One notable difference to prior work is the addition of a receiver user: In their scheme the secret is made public while it is being reassembled, which violates the goal to keep the secret secret. To address this issue, the users no longer disclose their share of the secret but use ElGamal encryption to securely convey the share to a separate receiver user who will then reassemble the secret. Like all other communication, the encrypted share is public and it can be verified that the users followed the protocol.
Full documentation can be found at https://pvss.1e8.de/.
PVSS
's dependencies are:
python (>= 3.7)
- At least one of:
libsodium (>= 1.0.18, recommended, for Ristretto255 group)
On Debian (Bullseye / 11 and later) or Ubuntu (Eoan / 19.10 and later):
# apt install libsodium23
gmpy2 (Group of quadratic residues modulo a large safe prime)
You can install PVSS
with pip
:
$ pip install pvss
And optionally:
$ pip install gmpy2
The following sequence of shell commands is executed by six different users who
share a data directory. E.g. use git to synchronize it between the users. All
files inside datadir
are public. All files outside of it are private.
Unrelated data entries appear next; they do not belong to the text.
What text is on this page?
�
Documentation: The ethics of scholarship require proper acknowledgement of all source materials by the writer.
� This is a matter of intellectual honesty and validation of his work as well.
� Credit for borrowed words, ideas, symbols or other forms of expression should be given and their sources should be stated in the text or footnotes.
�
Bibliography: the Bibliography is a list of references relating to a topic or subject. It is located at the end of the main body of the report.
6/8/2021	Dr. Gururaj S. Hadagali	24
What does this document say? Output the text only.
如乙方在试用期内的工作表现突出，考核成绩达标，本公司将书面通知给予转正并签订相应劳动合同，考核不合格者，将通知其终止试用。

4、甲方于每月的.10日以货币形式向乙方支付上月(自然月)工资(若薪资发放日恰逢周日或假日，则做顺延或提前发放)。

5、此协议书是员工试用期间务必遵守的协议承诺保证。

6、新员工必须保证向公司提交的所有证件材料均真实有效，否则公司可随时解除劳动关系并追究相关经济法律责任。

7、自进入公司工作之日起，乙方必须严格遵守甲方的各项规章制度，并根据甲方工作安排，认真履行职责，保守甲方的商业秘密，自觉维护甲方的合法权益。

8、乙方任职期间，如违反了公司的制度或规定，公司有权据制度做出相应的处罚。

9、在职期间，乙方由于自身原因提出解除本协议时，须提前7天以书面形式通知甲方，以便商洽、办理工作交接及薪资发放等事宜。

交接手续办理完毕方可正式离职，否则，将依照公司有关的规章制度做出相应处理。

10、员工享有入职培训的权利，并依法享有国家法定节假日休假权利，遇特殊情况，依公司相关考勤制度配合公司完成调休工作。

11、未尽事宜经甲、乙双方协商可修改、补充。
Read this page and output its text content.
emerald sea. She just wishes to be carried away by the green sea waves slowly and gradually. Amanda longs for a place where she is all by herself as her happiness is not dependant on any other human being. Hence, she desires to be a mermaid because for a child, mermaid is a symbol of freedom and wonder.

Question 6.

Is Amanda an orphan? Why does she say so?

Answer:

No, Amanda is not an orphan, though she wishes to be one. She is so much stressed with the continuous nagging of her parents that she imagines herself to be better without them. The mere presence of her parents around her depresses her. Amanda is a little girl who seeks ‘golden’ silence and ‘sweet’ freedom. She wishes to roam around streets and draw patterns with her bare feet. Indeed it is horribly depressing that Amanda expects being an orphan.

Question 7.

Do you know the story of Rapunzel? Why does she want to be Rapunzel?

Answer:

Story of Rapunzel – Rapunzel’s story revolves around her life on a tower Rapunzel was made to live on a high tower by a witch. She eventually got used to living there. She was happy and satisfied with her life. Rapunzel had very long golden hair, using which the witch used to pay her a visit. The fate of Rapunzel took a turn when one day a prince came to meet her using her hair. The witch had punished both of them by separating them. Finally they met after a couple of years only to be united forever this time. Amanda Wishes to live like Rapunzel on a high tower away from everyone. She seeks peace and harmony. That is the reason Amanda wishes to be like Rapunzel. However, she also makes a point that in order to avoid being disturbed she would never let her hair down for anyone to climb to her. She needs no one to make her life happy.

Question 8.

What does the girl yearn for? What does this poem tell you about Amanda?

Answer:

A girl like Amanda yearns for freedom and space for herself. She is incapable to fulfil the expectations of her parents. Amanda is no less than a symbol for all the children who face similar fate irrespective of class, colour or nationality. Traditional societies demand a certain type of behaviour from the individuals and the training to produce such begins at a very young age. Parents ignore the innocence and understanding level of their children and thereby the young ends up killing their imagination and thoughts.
(init) $ pvss datadir genparams rst255
(alice) $ pvss datadir genuser Alice alice.key
(boris) $ pvss datadir genuser Boris boris.key
(chris) $ pvss datadir genuser Chris chris.key
(dealer) $ pvss datadir splitsecret 2 secret0.der
(receiver) $ pvss datadir genreceiver recv.key
(boris) $ pvss datadir reencrypt boris.key
(alice) $ pvss datadir reencrypt alice.key
(receiver) $ pvss datadir reconstruct recv.key secret1.der
secret0.der
and secret1.der
should compare equal.
The dealer and receiver can encrypt an actual payload by using that file as a shared key.